Cette thèse, inscrite dans le champ disciplinaire de la géographie, explore les processus ayant
permis aux ONG d’évoluer dans des quartiers contrôlés par des groupes armés. L’objectif
principal est de questionner l’émergence même de ces territoires de la violence, en y
interrogeant plus particulièrement les modalités de cohabitation entre acteurs de la société
civile, en particulier les ONG, et groupes sociaux considérés comme déviants. Dans ces
territoires où la population fait face à un ensemble de difficultés socioéconomiques, se
développent des formes classiques de solidarité et de lien social. Mais on assiste aussi à
l’émergence de nouveaux réseaux de solidarité tentant de réorganiser la vie sociale afin de
s’imposer en tant qu’autorités de substitution.
Cette thèse, située dans la lignée théorique, épistémologique et méthodologique de l’École de
Chicago, étudie la violence dans sa dimension spatiale. Les concepts de bidonville, quartier
précaire, violence, territoires de la violence, sont ainsi explorés. Par ailleurs, le concept
d’archipellisation a été mobilisé pour expliquer le morcellement des quartiers précaires de
Port-au-Prince tant par l’action des ONG que par la multiplication des gangs armés qui
s’imposent comme de nouvelles autorités locales.

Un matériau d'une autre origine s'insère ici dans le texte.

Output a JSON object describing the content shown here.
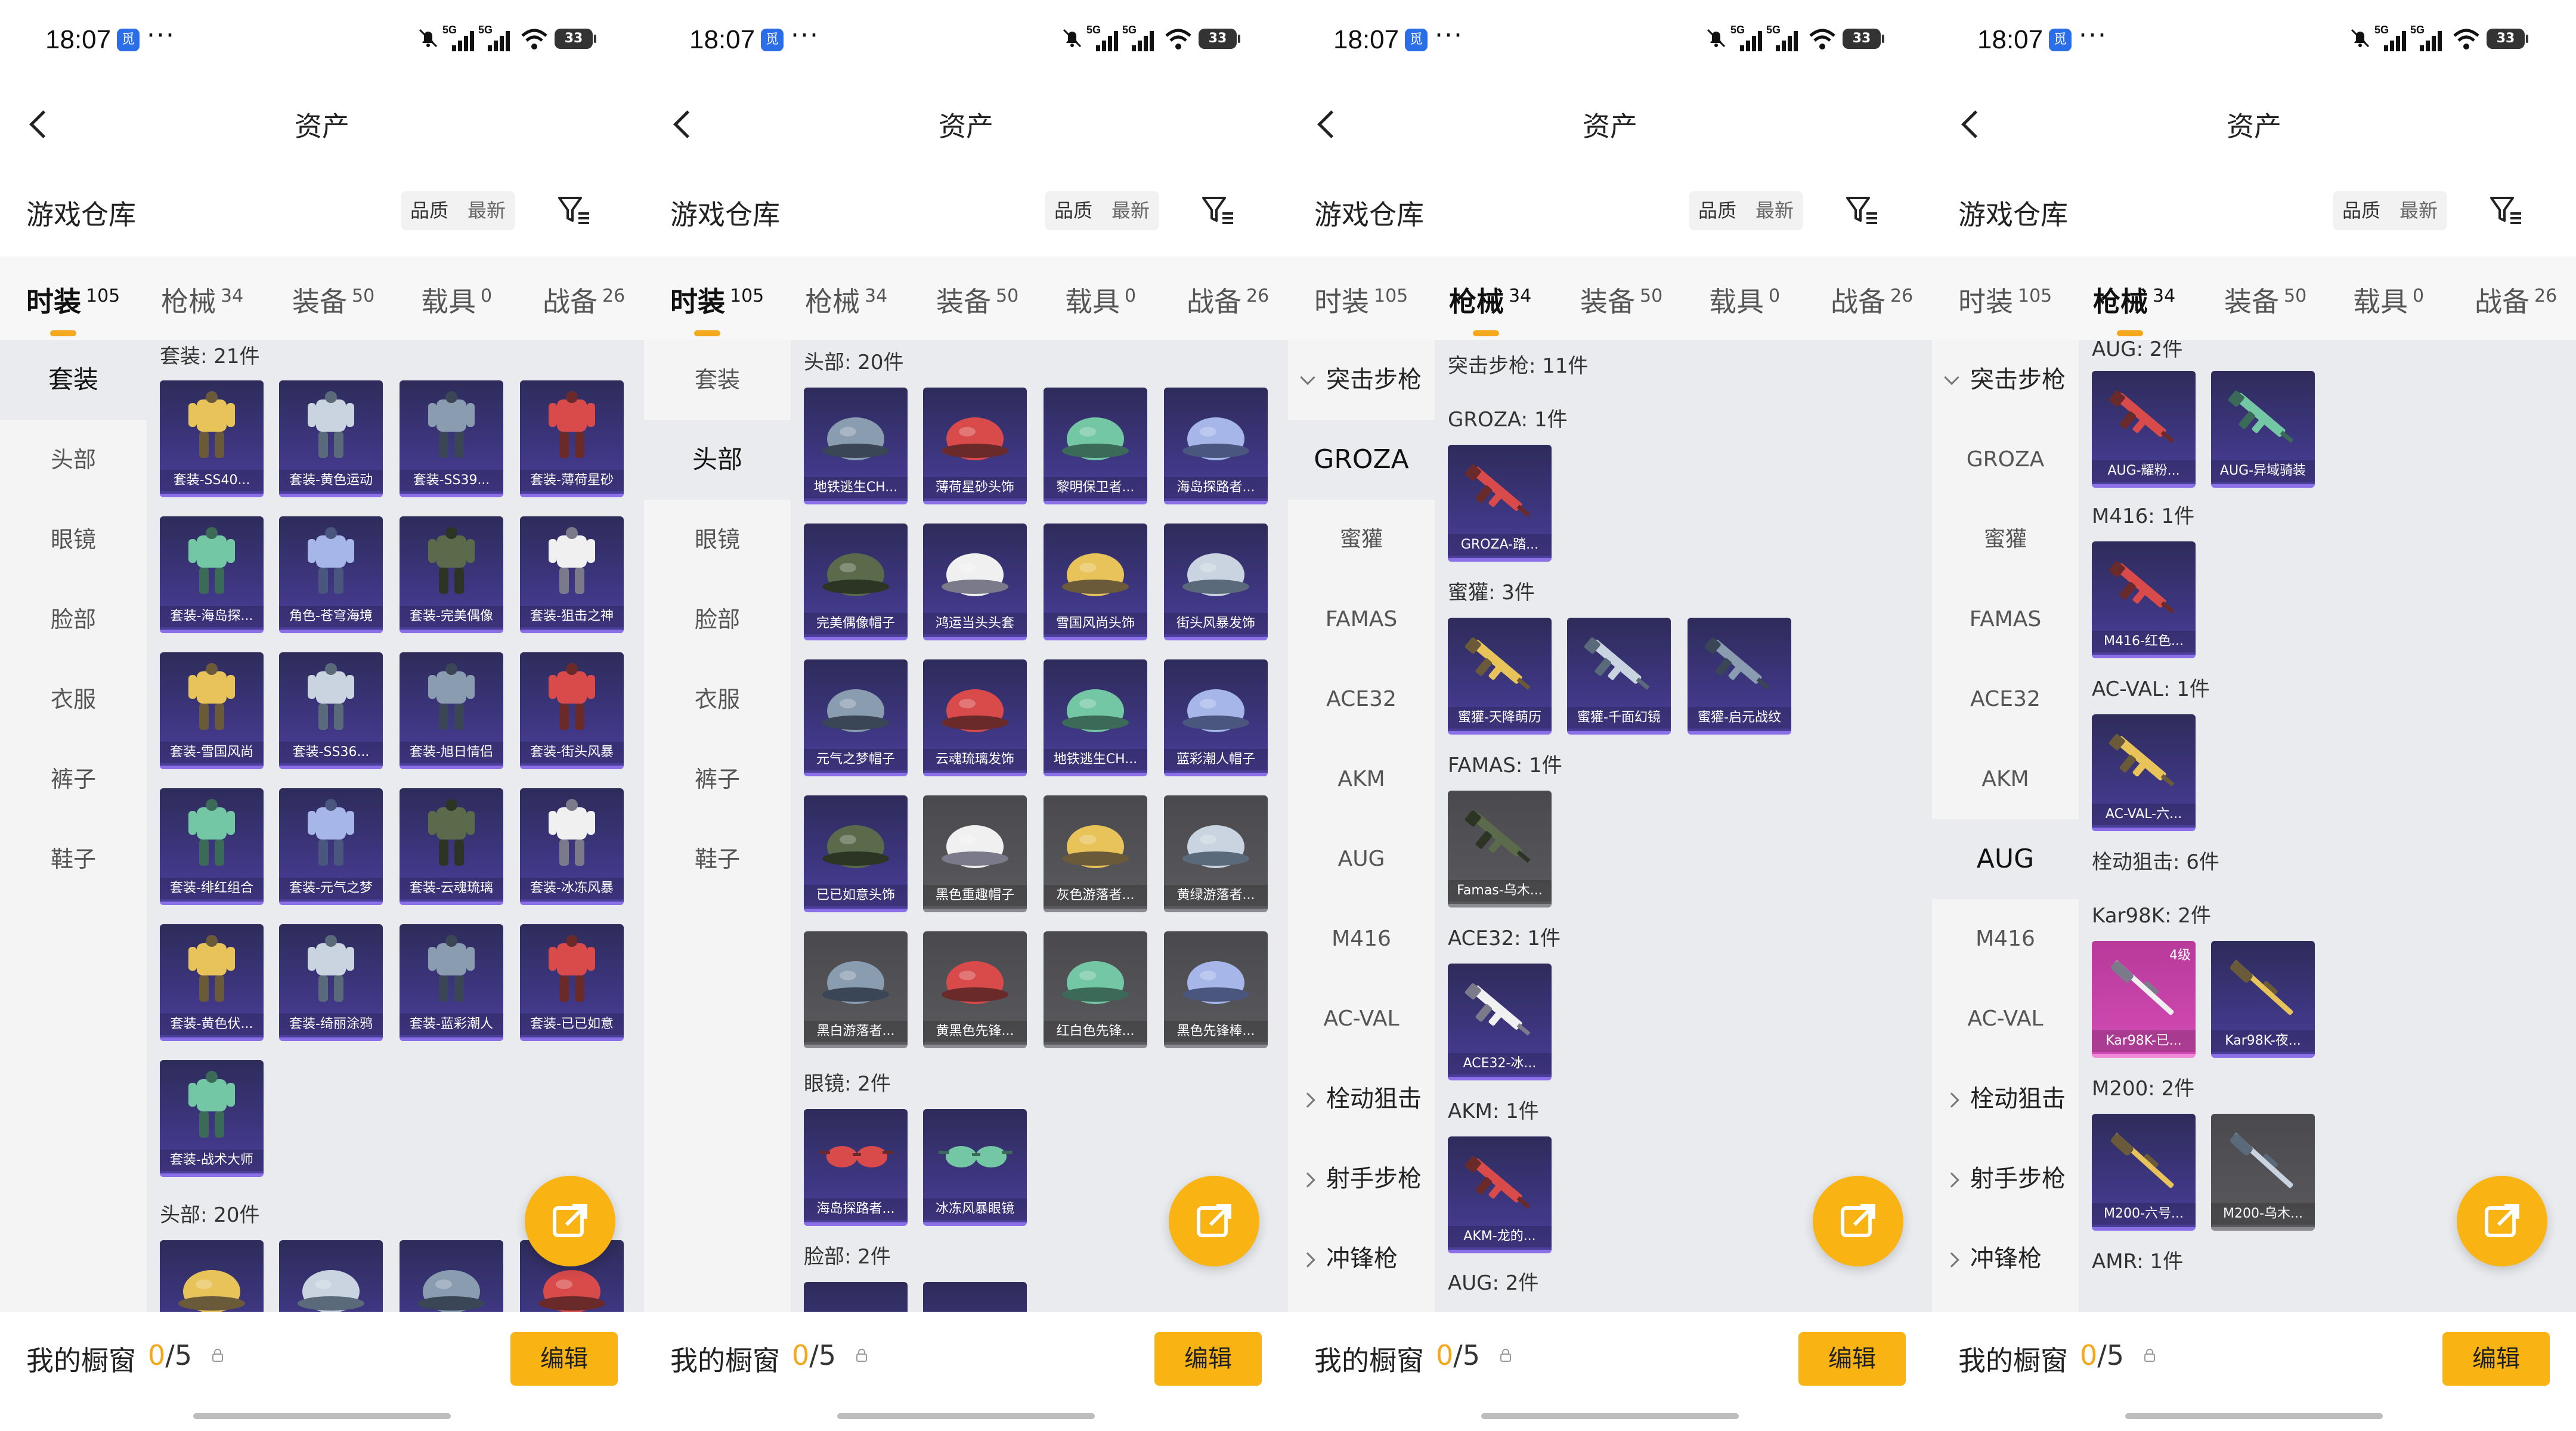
{
  "status": {
    "time": "18:07",
    "app_badge": "觅",
    "dots": "···",
    "net1": "5G",
    "net2": "5G",
    "battery": "33"
  },
  "header": {
    "title": "资产"
  },
  "warehouse": {
    "title": "游戏仓库",
    "sort_quality": "品质",
    "sort_latest": "最新"
  },
  "tabs": [
    {
      "label": "时装",
      "count": "105"
    },
    {
      "label": "枪械",
      "count": "34"
    },
    {
      "label": "装备",
      "count": "50"
    },
    {
      "label": "载具",
      "count": "0"
    },
    {
      "label": "战备",
      "count": "26"
    }
  ],
  "fashion_sidebar": [
    "套装",
    "头部",
    "眼镜",
    "脸部",
    "衣服",
    "裤子",
    "鞋子"
  ],
  "gun_sidebar": {
    "category_ar": "突击步枪",
    "guns": [
      "GROZA",
      "蜜獾",
      "FAMAS",
      "ACE32",
      "AKM",
      "AUG",
      "M416",
      "AC-VAL"
    ],
    "category_sr": "栓动狙击",
    "category_dmr": "射手步枪",
    "category_smg": "冲锋枪"
  },
  "screen1": {
    "sec_suit": "套装: 21件",
    "suits": [
      "套装-SS40...",
      "套装-黄色运动",
      "套装-SS39...",
      "套装-薄荷星砂",
      "套装-海岛探...",
      "角色-苍穹海境",
      "套装-完美偶像",
      "套装-狙击之神",
      "套装-雪国风尚",
      "套装-SS36...",
      "套装-旭日情侣",
      "套装-街头风暴",
      "套装-绯红组合",
      "套装-元气之梦",
      "套装-云魂琉璃",
      "套装-冰冻风暴",
      "套装-黄色伏...",
      "套装-绮丽涂鸦",
      "套装-蓝彩潮人",
      "套装-已已如意",
      "套装-战术大师"
    ],
    "sec_head": "头部: 20件"
  },
  "screen2": {
    "sec_head": "头部: 20件",
    "heads": [
      "地铁逃生CH...",
      "薄荷星砂头饰",
      "黎明保卫者...",
      "海岛探路者...",
      "完美偶像帽子",
      "鸿运当头头套",
      "雪国风尚头饰",
      "街头风暴发饰",
      "元气之梦帽子",
      "云魂琉璃发饰",
      "地铁逃生CH...",
      "蓝彩潮人帽子",
      "已已如意头饰",
      "黑色重趣帽子",
      "灰色游落者...",
      "黄绿游落者...",
      "黑白游落者...",
      "黄黑色先锋...",
      "红白色先锋...",
      "黑色先锋棒..."
    ],
    "sec_glasses": "眼镜: 2件",
    "glasses": [
      "海岛探路者...",
      "冰冻风暴眼镜"
    ],
    "sec_face": "脸部: 2件"
  },
  "screen3": {
    "sec_ar": "突击步枪: 11件",
    "sec_groza": "GROZA: 1件",
    "groza": [
      "GROZA-踏..."
    ],
    "sec_mihuan": "蜜獾: 3件",
    "mihuan": [
      "蜜獾-天降萌历",
      "蜜獾-千面幻镜",
      "蜜獾-启元战纹"
    ],
    "sec_famas": "FAMAS: 1件",
    "famas": [
      "Famas-乌木..."
    ],
    "sec_ace": "ACE32: 1件",
    "ace": [
      "ACE32-冰..."
    ],
    "sec_akm": "AKM: 1件",
    "akm": [
      "AKM-龙的..."
    ],
    "sec_aug": "AUG: 2件"
  },
  "screen4": {
    "sec_aug": "AUG: 2件",
    "aug": [
      "AUG-耀粉...",
      "AUG-异域骑装"
    ],
    "sec_m416": "M416: 1件",
    "m416": [
      "M416-红色..."
    ],
    "sec_acval": "AC-VAL: 1件",
    "acval": [
      "AC-VAL-六..."
    ],
    "sec_sr": "栓动狙击: 6件",
    "sec_kar": "Kar98K: 2件",
    "kar": [
      "Kar98K-已...",
      "Kar98K-夜..."
    ],
    "kar_level": "4级",
    "sec_m200": "M200: 2件",
    "m200": [
      "M200-六号...",
      "M200-乌木..."
    ],
    "sec_amr": "AMR: 1件"
  },
  "bottom": {
    "label": "我的橱窗",
    "count_num": "0",
    "count_total": "/5",
    "edit": "编辑"
  },
  "colors": {
    "accent": "#f9b414",
    "tab_indicator": "#f5a81c",
    "card_purple": "#3d3680",
    "card_gray": "#56565a",
    "card_pink": "#c843a8"
  }
}
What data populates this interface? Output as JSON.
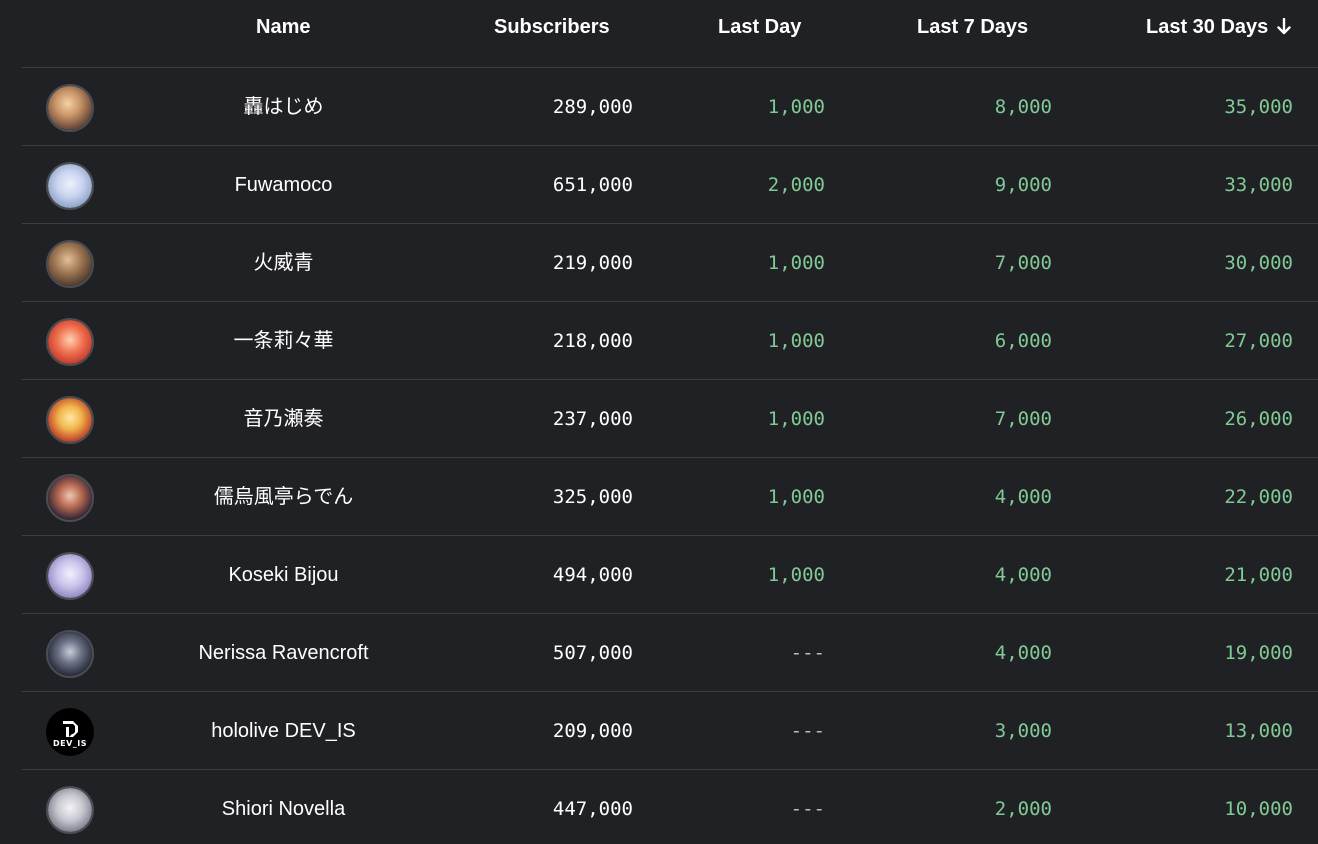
{
  "columns": {
    "name": "Name",
    "subscribers": "Subscribers",
    "last_day": "Last Day",
    "last_7_days": "Last 7 Days",
    "last_30_days": "Last 30 Days",
    "sort_icon": "arrow-down-icon"
  },
  "colors": {
    "background": "#202124",
    "positive": "#81c995",
    "text": "#ffffff",
    "divider": "#3c3e42"
  },
  "rows": [
    {
      "name": "轟はじめ",
      "subscribers": "289,000",
      "last_day": "1,000",
      "last_7_days": "8,000",
      "last_30_days": "35,000",
      "avatar": "avatar-image"
    },
    {
      "name": "Fuwamoco",
      "subscribers": "651,000",
      "last_day": "2,000",
      "last_7_days": "9,000",
      "last_30_days": "33,000",
      "avatar": "avatar-image"
    },
    {
      "name": "火威青",
      "subscribers": "219,000",
      "last_day": "1,000",
      "last_7_days": "7,000",
      "last_30_days": "30,000",
      "avatar": "avatar-image"
    },
    {
      "name": "一条莉々華",
      "subscribers": "218,000",
      "last_day": "1,000",
      "last_7_days": "6,000",
      "last_30_days": "27,000",
      "avatar": "avatar-image"
    },
    {
      "name": "音乃瀬奏",
      "subscribers": "237,000",
      "last_day": "1,000",
      "last_7_days": "7,000",
      "last_30_days": "26,000",
      "avatar": "avatar-image"
    },
    {
      "name": "儒烏風亭らでん",
      "subscribers": "325,000",
      "last_day": "1,000",
      "last_7_days": "4,000",
      "last_30_days": "22,000",
      "avatar": "avatar-image"
    },
    {
      "name": "Koseki Bijou",
      "subscribers": "494,000",
      "last_day": "1,000",
      "last_7_days": "4,000",
      "last_30_days": "21,000",
      "avatar": "avatar-image"
    },
    {
      "name": "Nerissa Ravencroft",
      "subscribers": "507,000",
      "last_day": "---",
      "last_7_days": "4,000",
      "last_30_days": "19,000",
      "avatar": "avatar-image"
    },
    {
      "name": "hololive DEV_IS",
      "subscribers": "209,000",
      "last_day": "---",
      "last_7_days": "3,000",
      "last_30_days": "13,000",
      "avatar": "devis-logo"
    },
    {
      "name": "Shiori Novella",
      "subscribers": "447,000",
      "last_day": "---",
      "last_7_days": "2,000",
      "last_30_days": "10,000",
      "avatar": "avatar-image"
    }
  ]
}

Cette étude considère trois secteurs de la région métropolitaine de Port-au-Prince reconnus
par les autorités comme des « zones de non-droit », c’est-à-dire des quartiers contrôlés par des groupes armés. Elle concerne les quartiers de Grand-Ravine et de Simon-Pelé ainsi que la
commune de Cité Soleil envisagée dans cette thèse comme un regroupement de quartiers. La
période d’étude retenue est comprise entre 2004 – année de l’effondrement du régime de
Jean-Bertrand Aristide – jusqu’à nos jours. Le choix de travailler sur ces quartiers s’explique
notamment par des rapports de proximité que j’ai développés avec ces territoires. Pour mener
cette recherche, j’ai privilégié une approche méthodologique de type qualitatif qui renvoie
essentiellement à l’utilisation de méthodes anthropologiques (observation, entretien semistructuré). Cette approche, qui s’appuie pour l’essentiel sur l’analyse de contenu, est
également utilisée en géographie. C’est une démarche qui permet au chercheur de se
rapprocher davantage de son terrain tout en prenant une certaine distance par rapport à son
objet d’étude. J’ai réalisé également des entretiens semi-directifs avec des dirigeants
d’organisations communautaires de base (OCB), des responsables d’ONG, des mobilisateurs
communautaires ainsi que des jeunes ayant des liens avec des groupes armés. J’ai réalisé, au
total, une trentaine d’entretiens semi-directifs menés en créole haïtien. La durée de ces
entretiens varie entre 30 et 120 minutes. Ils ont été retranscrits dans leur intégralité, puis
traduits en français en vue d’une meilleure exploitation.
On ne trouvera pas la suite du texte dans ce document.